Girls need to know about periods from a young age, adds Whitney. Again, stick to the facts and be reassuring. She suggests saying something like: “Adult women and teen girls who’ve been through puberty are capable of having a baby, which grows in a special part of her body called the uterus. Even though most months the woman won’t get pregnant, every month the uterus gets ready, just in case. The lining of the uterus gets washed out in a flow of blood. It’s called ‘having your period.’ The woman catches the blood using a pad or tampon, which I can show you. It sounds kind of scary, but it isn’t; it’s just what women’s bodies normally do.”

Saltz points out that boys should be taught about periods too — if the days aren’t gone when boys and girls go into separate rooms for sex ed class (to be taught about erections and periods, respectively), then they should be. Periods aren’t just a thing that happens to women; everyone will, at some point, come into contact with someone who’s on their period. In fact, both sex’s changes should be explained to all kids, says Saltz.

For lots of parents, accepting that their kids have sexual feelings is one of the hardest parts of parenting. Like periods and physical changes, the best approach is to normalize them, says Whitney. “You don’t need to go into detail; just make sure kids know there’s nothing wrong with them for having crushes or getting aroused,” she said. “Say something like, ‘As your body changes, you may find your feelings change, too. You may start to feel attracted to certain people, like you think about them all the time and want to get close to them. You may start having sexy thoughts. It can feel good and sometimes it can feel weird, but it’s fine. We can talk more about this if you like, but the important thing is to remember that all that is normal.’”
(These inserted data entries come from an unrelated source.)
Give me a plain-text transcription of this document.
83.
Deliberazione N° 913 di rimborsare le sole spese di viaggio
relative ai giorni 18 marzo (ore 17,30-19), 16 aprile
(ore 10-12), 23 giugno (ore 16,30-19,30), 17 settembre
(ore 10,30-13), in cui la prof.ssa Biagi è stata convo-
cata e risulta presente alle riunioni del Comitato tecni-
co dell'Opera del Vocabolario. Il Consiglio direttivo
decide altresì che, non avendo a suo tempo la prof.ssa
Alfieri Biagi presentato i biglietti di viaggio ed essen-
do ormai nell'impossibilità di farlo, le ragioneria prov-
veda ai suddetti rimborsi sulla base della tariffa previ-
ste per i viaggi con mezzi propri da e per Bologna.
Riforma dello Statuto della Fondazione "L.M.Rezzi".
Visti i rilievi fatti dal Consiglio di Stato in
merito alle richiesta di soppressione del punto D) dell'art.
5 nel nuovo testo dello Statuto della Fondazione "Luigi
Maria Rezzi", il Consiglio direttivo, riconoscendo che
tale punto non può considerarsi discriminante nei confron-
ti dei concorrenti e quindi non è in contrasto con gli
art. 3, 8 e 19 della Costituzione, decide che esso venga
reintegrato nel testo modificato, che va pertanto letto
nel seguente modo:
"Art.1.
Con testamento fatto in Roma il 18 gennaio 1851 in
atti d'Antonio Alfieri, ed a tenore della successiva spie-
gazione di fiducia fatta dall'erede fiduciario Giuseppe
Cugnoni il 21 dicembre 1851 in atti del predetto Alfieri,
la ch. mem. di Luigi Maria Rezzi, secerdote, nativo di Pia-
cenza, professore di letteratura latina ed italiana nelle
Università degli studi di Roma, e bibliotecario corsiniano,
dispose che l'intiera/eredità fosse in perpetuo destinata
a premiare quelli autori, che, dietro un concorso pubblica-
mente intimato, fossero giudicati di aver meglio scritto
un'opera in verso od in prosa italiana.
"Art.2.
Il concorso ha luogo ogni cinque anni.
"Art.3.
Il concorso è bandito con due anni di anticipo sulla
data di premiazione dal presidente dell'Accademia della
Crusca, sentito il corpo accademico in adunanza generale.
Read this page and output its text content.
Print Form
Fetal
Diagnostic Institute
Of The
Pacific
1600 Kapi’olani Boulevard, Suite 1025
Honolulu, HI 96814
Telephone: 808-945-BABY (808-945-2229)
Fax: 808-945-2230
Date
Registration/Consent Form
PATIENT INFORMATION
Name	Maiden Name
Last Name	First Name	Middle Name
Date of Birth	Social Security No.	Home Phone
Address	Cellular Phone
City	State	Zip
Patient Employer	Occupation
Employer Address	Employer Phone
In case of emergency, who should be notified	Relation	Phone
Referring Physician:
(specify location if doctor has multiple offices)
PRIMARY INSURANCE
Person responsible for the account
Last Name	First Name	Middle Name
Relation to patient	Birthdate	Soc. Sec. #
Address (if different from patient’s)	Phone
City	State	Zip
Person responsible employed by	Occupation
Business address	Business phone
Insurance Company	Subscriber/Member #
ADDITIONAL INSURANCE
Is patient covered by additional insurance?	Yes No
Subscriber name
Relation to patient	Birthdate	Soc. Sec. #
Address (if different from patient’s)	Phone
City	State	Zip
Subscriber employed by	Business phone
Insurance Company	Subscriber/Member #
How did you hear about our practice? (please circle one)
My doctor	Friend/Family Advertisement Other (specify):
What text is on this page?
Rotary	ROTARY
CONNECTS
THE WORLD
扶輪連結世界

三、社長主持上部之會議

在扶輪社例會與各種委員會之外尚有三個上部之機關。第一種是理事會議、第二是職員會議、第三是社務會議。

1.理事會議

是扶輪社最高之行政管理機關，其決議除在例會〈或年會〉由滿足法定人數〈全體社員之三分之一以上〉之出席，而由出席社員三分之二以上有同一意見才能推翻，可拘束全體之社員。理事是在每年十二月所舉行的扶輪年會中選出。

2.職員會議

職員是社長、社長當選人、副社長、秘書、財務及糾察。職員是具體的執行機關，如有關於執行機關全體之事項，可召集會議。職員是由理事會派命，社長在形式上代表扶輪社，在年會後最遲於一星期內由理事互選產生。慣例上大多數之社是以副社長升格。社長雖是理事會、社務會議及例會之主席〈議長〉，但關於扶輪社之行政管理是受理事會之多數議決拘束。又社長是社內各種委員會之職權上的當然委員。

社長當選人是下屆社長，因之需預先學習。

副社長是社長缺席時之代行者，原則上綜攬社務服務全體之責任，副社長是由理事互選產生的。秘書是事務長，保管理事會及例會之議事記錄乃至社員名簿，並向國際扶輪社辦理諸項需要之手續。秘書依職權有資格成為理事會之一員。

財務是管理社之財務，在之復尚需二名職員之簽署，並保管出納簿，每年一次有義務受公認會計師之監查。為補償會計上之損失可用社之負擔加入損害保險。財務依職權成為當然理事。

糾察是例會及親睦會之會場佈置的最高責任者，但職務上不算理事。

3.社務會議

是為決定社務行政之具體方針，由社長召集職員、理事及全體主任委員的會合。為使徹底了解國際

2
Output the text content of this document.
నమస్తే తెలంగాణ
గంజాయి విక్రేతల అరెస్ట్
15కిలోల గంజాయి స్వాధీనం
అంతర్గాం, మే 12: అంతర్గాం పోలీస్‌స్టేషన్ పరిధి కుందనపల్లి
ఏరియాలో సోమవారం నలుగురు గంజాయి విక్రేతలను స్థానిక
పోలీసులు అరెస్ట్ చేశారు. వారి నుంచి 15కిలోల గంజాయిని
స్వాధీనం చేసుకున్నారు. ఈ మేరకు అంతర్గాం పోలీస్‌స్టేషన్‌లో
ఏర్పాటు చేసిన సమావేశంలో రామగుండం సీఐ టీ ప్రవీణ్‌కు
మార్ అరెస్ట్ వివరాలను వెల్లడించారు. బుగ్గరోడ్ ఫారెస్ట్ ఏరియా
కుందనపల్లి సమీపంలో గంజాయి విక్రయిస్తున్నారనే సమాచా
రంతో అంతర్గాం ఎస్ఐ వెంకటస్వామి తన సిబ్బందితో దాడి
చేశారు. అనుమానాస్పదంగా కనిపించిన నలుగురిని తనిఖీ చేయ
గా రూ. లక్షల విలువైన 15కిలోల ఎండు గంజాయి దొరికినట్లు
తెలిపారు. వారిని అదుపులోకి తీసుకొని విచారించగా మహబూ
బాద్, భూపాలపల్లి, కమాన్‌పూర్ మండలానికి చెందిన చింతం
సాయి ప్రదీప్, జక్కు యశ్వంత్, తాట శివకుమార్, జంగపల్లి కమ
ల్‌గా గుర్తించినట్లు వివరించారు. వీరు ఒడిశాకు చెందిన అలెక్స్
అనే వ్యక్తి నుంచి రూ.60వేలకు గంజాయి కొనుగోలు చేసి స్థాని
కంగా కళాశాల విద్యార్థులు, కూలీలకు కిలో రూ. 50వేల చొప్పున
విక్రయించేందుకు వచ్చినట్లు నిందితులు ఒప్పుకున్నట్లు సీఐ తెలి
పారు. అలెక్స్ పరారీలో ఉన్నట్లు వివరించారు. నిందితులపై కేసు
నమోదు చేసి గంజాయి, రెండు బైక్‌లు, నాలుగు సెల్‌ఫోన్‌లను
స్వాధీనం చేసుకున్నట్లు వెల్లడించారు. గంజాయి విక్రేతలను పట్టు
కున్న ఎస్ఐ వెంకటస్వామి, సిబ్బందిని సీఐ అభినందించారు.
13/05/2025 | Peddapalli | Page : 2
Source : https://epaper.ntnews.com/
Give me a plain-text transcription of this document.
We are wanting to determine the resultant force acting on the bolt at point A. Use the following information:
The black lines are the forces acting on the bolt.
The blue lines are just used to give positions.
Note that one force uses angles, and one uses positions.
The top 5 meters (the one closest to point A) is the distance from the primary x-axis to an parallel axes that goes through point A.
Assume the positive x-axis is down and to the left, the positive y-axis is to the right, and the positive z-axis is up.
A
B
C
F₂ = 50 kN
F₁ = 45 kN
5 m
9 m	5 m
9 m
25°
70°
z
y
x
And if you need some backup, you can’t go far wrong with a couple well-chosen books. Books offer more detail about puberty than most people know (or remember), says Whitney. Plus, they let kids absorb as much or as little detail as they want, when they want. “But don’t just give them a book to get out of having an awkward conversation,” she added. “Offer to read the book with your kid. Even if they decline, the offer matters.”

No matter how prepared you think you are, you might still be caught off-guard by a question from your kid, or get embarrassed about certain aspects of the conversation. That doesn’t matter. What does matter is being open to those questions — even the super-awkward ones.

“Be clear that curiosity is a good thing,” said Saltz. “Be positive about the wonder of the body and that liking your body and enjoying your body are important aspects of growing.”